Visualizar ondas

Ondas de rádio. Luz. Raios-X. Ondas, ondas, ondas.

Há uma forma simples de visualizar e entender relações causais entre ondas, o que tentarei explicar informalmente aqui.

Uma das características mais importantes de uma onda é a frequência – quantas vezes a onda se repete por minuto ou algum outro período de tempo.

O inverso da frequência é o comprimento de onda – quanto maior a frequência, menor o comprimento de onda; quanto maior o comprimento de onda, menor a frequência.
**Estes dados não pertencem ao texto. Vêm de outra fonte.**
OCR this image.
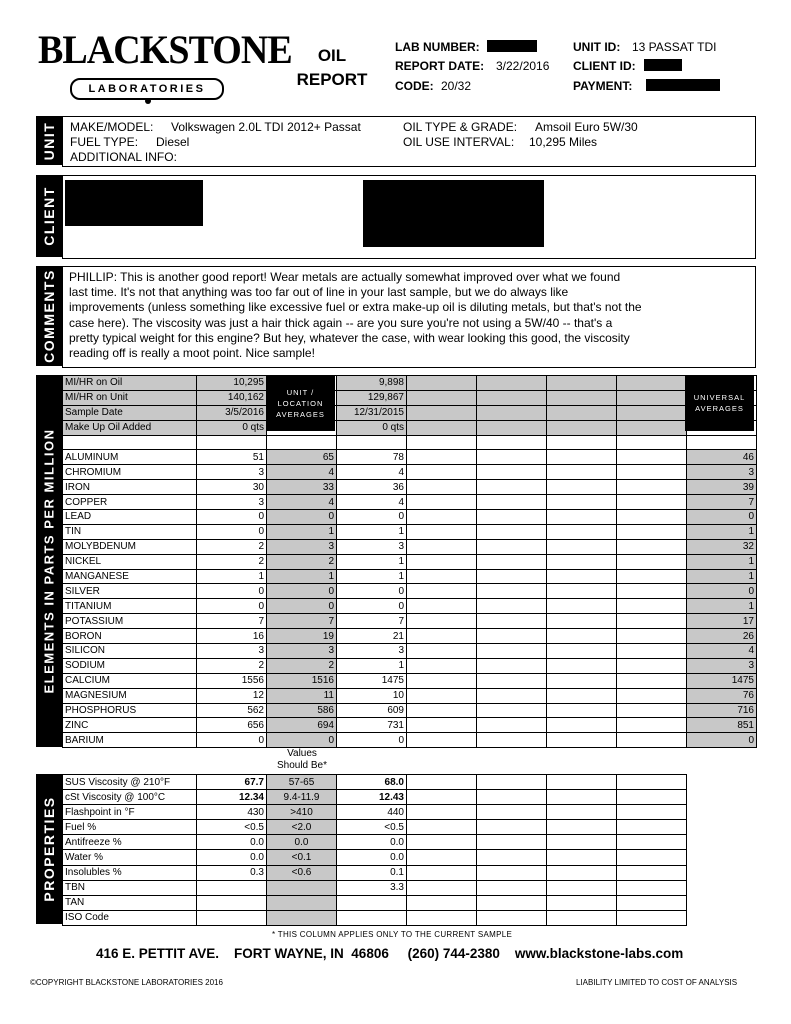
BLACKSTONE
LABORATORIES
OIL
REPORT
LAB NUMBER:
REPORT DATE: 3/22/2016
CODE: 20/32
UNIT ID: 13 PASSAT TDI
CLIENT ID:
PAYMENT:
UNIT MAKE/MODEL: Volkswagen 2.0L TDI 2012+ Passat
FUEL TYPE: Diesel
ADDITIONAL INFO:
OIL TYPE & GRADE: Amsoil Euro 5W/30
OIL USE INTERVAL: 10,295 Miles
CLIENT
COMMENTS PHILLIP: This is another good report! Wear metals are actually somewhat improved over what we found
last time. It's not that anything was too far out of line in your last sample, but we do always like
improvements (unless something like excessive fuel or extra make-up oil is diluting metals, but that's not the
case here). The viscosity was just a hair thick again -- are you sure you're not using a 5W/40 -- that's a
pretty typical weight for this engine? But hey, whatever the case, with wear looking this good, the viscosity
reading off is really a moot point. Nice sample!
ELEMENTS IN PARTS PER MILLION
MI/HR on Oil	10,295		9,898					
MI/HR on Unit	140,162		129,867					
Sample Date	3/5/2016		12/31/2015					
Make Up Oil Added	0 qts		0 qts					

ALUMINUM	51	65	78					46
CHROMIUM	3	4	4					3
IRON	30	33	36					39
COPPER	3	4	4					7
LEAD	0	0	0					0
TIN	0	1	1					1
MOLYBDENUM	2	3	3					32
NICKEL	2	2	1					1
MANGANESE	1	1	1					1
SILVER	0	0	0					0
TITANIUM	0	0	0					1
POTASSIUM	7	7	7					17
BORON	16	19	21					26
SILICON	3	3	3					4
SODIUM	2	2	1					3
CALCIUM	1556	1516	1475					1475
MAGNESIUM	12	11	10					76
PHOSPHORUS	562	586	609					716
ZINC	656	694	731					851
BARIUM	0	0	0					0
UNIT / LOCATION AVERAGES
UNIVERSAL AVERAGES
Values
Should Be*
PROPERTIES
SUS Viscosity @ 210°F	67.7	57-65	68.0				
cSt Viscosity @ 100°C	12.34	9.4-11.9	12.43				
Flashpoint in °F	430	>410	440				
Fuel %	<0.5	<2.0	<0.5				
Antifreeze %	0.0	0.0	0.0				
Water %	0.0	<0.1	0.0				
Insolubles %	0.3	<0.6	0.1				
TBN			3.3				
TAN							
ISO Code							
* THIS COLUMN APPLIES ONLY TO THE CURRENT SAMPLE
416 E. PETTIT AVE.    FORT WAYNE, IN  46806     (260) 744-2380    www.blackstone-labs.com
©COPYRIGHT BLACKSTONE LABORATORIES 2016	LIABILITY LIMITED TO COST OF ANALYSIS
Falando de ondas eletromagnéticas, algumas: ondas de rádio, tipo o AM (que por sua vez significa Modulação por Amplitude), tem comprimento de onda da ordem de centenas de metros. Já Raios gama, comprimento de onda da ordem de nanômetros. E o espectro visível com os nossos olhos é apenas um pedacinho desse range.

É interessante notar que uma onda com um grande comprimento, como as de rádio, sofrem menos interferência de um obstáculo menor, como uma casa, por exemplo.

De forma lúdica, o comprimento de onda é tão grande que “contorna” a casa, mais ou menos como no esquema seguinte (não venham os puristas me criticar que está errado, eu sempre prefiro algo impreciso teoricamente mas compreensível, do que o oposto).

Já um comprimento de onda menor, digamos a luz visível, se bater na casa, não atravessa (e teremos uma sombra) – é absorvida pela casa e vira calor, ou refletida de alguma forma.

Podemos extrapolar essa como uma regra genérica.

Comprimento de onda menor que o obstáculo: A onda “percebe” o obstáculo, e há pouca difração, a onda não contorna o obstáculo.

Comprimento de onda maior que o tamanho do obstáculo: forte difração, a onda contorna o obstáculo.

Interessante também quando o comprimento de onda é muito maior ou muito menor que o obstáculo.

Quando o comprimento de onda é muito maior que o obstáculo, é como se o obstáculo fosse “invisível” para a onda. A onda passa quase sem perturbação.

E o oposto é verdadeiro também.

Vamos para o caminho diametralmente oposto. Uma onda com comprimento muito, muito pequeno. Um Raio-X, por exemplo. Porque o Raio-X consegue entrar pela nossa pele e olhar nossos ossos?

O comprimento de onda do Raio-X é muito pequeno, menor do que a distância entre as células da nossa pele. É como se a onda visse um buraco, um caminho livre para seguir. Já o mesmo não acontece com os ossos, que são muito mais densos, e aí a probabilidade do Raio-X não passar é muito maior.

Este é um conceito relativamente simples, mas que permite uma série de boas interpretações sobre ondas. Da próxima vez que vir uma sombra, lembre-se de que a luz não é um Raio-X para passar direto, nem uma onda de rádio para contornar o seu corpo!